Hoy escuche algo así cuando, por casualidad, mis audífonos hicieron una pausa en la canción que oía. Se montaban varias personas en el bus en cual estaba, entre ellas personas mayores y madres con bebes. Al instante, luego de escuchar el mensaje, alguien cedió su asiento.
Lo interesante de todo el cuadro es lo que sucedió luego... después de un rato ya no era necesario el mensaje, las personas cedían el asiento por voluntad propia, entre esos yo.

La gente que tomaba los asientos sonreía, los que dieron sus puestos también. Fue muy interesante; y me hizo caer en cuenta de un aspecto de nuestra humanidad.
¡Malos! No. Solo nos adaptamos, nos hacemos los duros en este sistema. Pero cuando nos dan un empujoncito o más aun, nos hacen ver que vale la pena ser buenos y no solo centrarnos en nuestro yo, tomamos de vuelta el camino, ese que parece estar marcado con fuego en nuestra mente.
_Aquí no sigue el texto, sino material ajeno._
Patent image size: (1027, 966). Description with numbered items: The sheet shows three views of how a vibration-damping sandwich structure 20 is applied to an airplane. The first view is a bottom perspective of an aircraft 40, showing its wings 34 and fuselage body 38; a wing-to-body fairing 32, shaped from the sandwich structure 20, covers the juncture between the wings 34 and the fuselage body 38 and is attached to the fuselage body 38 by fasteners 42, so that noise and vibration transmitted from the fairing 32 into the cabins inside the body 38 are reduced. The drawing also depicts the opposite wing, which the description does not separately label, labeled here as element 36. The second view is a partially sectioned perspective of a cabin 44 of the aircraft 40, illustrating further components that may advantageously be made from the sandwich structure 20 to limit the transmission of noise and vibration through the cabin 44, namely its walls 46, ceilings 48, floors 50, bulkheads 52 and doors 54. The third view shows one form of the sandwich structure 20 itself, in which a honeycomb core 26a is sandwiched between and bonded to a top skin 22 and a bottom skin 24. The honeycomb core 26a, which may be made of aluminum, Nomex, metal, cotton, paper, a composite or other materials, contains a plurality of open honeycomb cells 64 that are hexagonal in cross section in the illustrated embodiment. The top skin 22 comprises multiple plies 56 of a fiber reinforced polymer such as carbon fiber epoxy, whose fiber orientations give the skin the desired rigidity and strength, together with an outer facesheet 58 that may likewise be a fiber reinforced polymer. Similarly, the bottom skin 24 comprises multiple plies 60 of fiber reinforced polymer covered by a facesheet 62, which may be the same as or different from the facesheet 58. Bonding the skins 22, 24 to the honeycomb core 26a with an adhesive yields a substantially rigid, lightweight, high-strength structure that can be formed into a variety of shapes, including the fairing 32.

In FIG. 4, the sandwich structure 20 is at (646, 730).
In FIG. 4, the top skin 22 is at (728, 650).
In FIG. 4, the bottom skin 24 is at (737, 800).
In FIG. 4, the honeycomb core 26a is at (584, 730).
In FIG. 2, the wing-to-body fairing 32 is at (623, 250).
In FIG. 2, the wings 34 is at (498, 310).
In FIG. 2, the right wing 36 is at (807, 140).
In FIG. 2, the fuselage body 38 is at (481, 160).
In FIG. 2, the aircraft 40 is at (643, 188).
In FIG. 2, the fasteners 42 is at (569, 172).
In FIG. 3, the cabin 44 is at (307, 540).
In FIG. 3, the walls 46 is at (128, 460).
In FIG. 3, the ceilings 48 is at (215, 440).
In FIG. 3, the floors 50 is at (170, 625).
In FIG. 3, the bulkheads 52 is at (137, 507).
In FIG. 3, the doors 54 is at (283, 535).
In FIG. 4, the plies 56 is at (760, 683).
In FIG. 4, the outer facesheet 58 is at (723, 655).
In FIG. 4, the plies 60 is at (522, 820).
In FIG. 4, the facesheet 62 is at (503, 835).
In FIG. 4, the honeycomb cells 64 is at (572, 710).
Que interesante seria ver a una sociedad que tan solo se diera cuenta de lo valioso y gratificante que es ser un buen ciudadano. Quizás las cosas cambiarían ante nuestra mirada atónita.


* Por cierto, al parecer todo indica que progreso en esto de la práctica y la constancia. Hoy me vi obligado a escribir desde la casa de una amiga. Es desde aquí que le doy al botón, publicar.